The First World War marked a pivotal moment in the understanding and treatment of hearing loss and deafness. Prior to the war, deafness had been largely attributed to congenital causes. This view was influenced by a negative eugenic Darwinist ideology that associated hearing loss with genetic inferiority.
Soldiers who had become deaf through military service disrupted these perspectives and challenged the notion that deafness was solely a hereditary deficiency. The emergence of a new category of deafness among ex-servicemen introduced an entirely ‘new aetiology’ of acquired hearing loss, and made doctors re-evaluate their previously perceived causes of deafness [1].
This shift in medical thinking, however, did not at all remove the stigma; rather, it introduced important new negative concepts such as malingering and hysterical deafness. Identifying malingering became a significant focus within the medical community, particularly concerning ex-servicemen who claimed to have hearing loss. At a 1922 meeting of otologists at the Royal Society of Medicine, T B Layton presented a paper titled, ‘Malingering and Allied Conditions of Deafness,’ which highlighted the challenges in diagnosing genuine cases of deafness [2]. Layton introduced the notion of the ‘subconscious malingerer,’ a person who might unconsciously exaggerate or even unknowingly fabricate his symptoms. This further complicated the identification of genuine cases and reinforced the suspicion and stigma associated with deafness.
Supply of Electrophones, 1924-1946, (Pin 38/450) The National Archives, Kew.
UCL Special Collections, c1910s, (RNID 4/19).

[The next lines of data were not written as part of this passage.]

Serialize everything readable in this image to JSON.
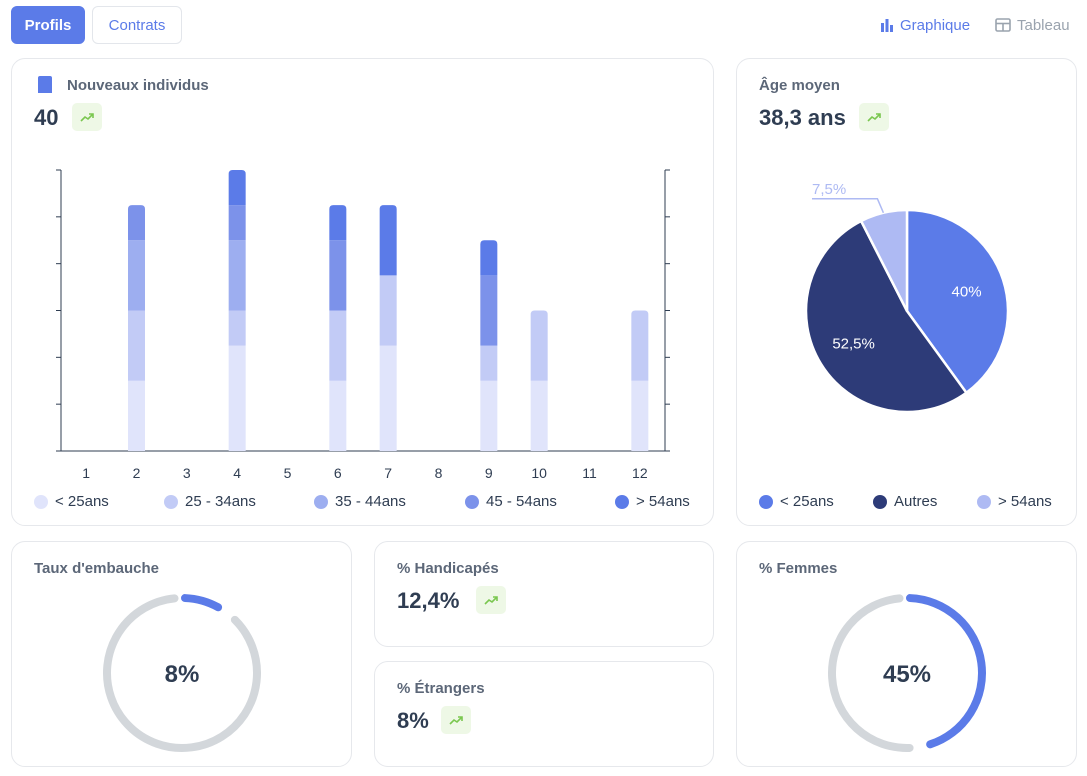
{
  "tabs": [
    {
      "label": "Profils",
      "active": true
    },
    {
      "label": "Contrats",
      "active": false
    }
  ],
  "view_toggle": {
    "graph_label": "Graphique",
    "graph_icon": "bar-chart-icon",
    "table_label": "Tableau",
    "table_icon": "table-icon",
    "active": "graph"
  },
  "colors": {
    "c1": "#e0e4fb",
    "c2": "#c2cbf6",
    "c3": "#9daef0",
    "c4": "#7c92ea",
    "c5": "#5b7be8",
    "dark": "#2d3b78",
    "ring": "#d3d7db",
    "trend": "#7ac74f"
  },
  "new_individuals": {
    "title": "Nouveaux individus",
    "icon": "bookmark-icon",
    "value": "40",
    "trend_icon": "trend-up-icon"
  },
  "avg_age": {
    "title": "Âge moyen",
    "value": "38,3 ans",
    "trend_icon": "trend-up-icon"
  },
  "hiring_rate": {
    "title": "Taux d'embauche",
    "value": "8%",
    "percent": 8
  },
  "disabled": {
    "title": "% Handicapés",
    "value": "12,4%",
    "trend_icon": "trend-up-icon"
  },
  "foreigners": {
    "title": "% Étrangers",
    "value": "8%",
    "trend_icon": "trend-up-icon"
  },
  "women": {
    "title": "% Femmes",
    "value": "45%",
    "percent": 45
  },
  "chart_data": [
    {
      "type": "bar",
      "stacked": true,
      "categories": [
        "1",
        "2",
        "3",
        "4",
        "5",
        "6",
        "7",
        "8",
        "9",
        "10",
        "11",
        "12"
      ],
      "series": [
        {
          "name": "< 25ans",
          "values": [
            0,
            2,
            0,
            3,
            0,
            2,
            3,
            0,
            2,
            2,
            0,
            2
          ]
        },
        {
          "name": "25 - 34ans",
          "values": [
            0,
            2,
            0,
            1,
            0,
            2,
            2,
            0,
            1,
            2,
            0,
            2
          ]
        },
        {
          "name": "35 - 44ans",
          "values": [
            0,
            2,
            0,
            2,
            0,
            0,
            0,
            0,
            0,
            0,
            0,
            0
          ]
        },
        {
          "name": "45 - 54ans",
          "values": [
            0,
            1,
            0,
            1,
            0,
            2,
            0,
            0,
            2,
            0,
            0,
            0
          ]
        },
        {
          "name": "> 54ans",
          "values": [
            0,
            0,
            0,
            1,
            0,
            1,
            2,
            0,
            1,
            0,
            0,
            0
          ]
        }
      ],
      "ylim": [
        0,
        8
      ],
      "legend": "bottom"
    },
    {
      "type": "pie",
      "labels": [
        "< 25ans",
        "Autres",
        "> 54ans"
      ],
      "values": [
        40,
        52.5,
        7.5
      ],
      "value_labels": [
        "40%",
        "52,5%",
        "7,5%"
      ],
      "legend": "bottom"
    }
  ]
}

The diagnosis of ‘hysterical deafness’ introduced a combination of otology and psychiatry. The limited medical understanding emphasises the wider contemporary misconceptions of hearing loss. Harsh treatments, such as making two small cuts behind the ear and banging a hammer on a sheet of iron to ‘miraculously restore’ hearing in cases of hysterical deafness [3] demonstrates the desperation to distinguish between genuine and feigned symptoms. These practices, alongside the common response of using a startling noise to ‘cure’ malingering [4], might well have stemmed from the rudimentary knowledge of the inner ear’s microscopic anatomy and function during the post-war years. The accepted misconception that good balance indicated intact cochlear function often led to allegations of malingering or psychological causes in cases where soldiers displayed good balance.
The First World War catalysed a significant shift in the perception of deafness away from an hereditary flaw. However, although returning soldiers with acquired hearing loss contradicted eugenic ideologies, they highlighted the limitations and biases within the medical profession in the early 20th century, which perpetuated some of the stigma surrounding deafness. The concept of malingering particularly underscored a readiness to attribute conditions to behavioural and emotional causes where a clear pathophysiology could not be found.
As modern medicine has advanced, these early misconceptions serve as a reminder of the importance of comprehensive and empathetic approaches to healthcare.
References
1. Gooday G, Sayer K. Managing the Experience of Hearing Loss in Britain 1830–1930. Palgrave MacMillan; 2017:25.
2. Layton TB. Malingering and Allied Conditions of Deafness. The Journal of Laryngology & Otology 1923;38(3):146–56.
3. Hurst A. The Aetiology and Treatment of War Neuroses. British Medical Journal 1917;2(2961):409–14.
4. Colledge L. Injuries to the Ear in Modern Warfare. The Journal of Laryngology & Otology 1921;36(6):287.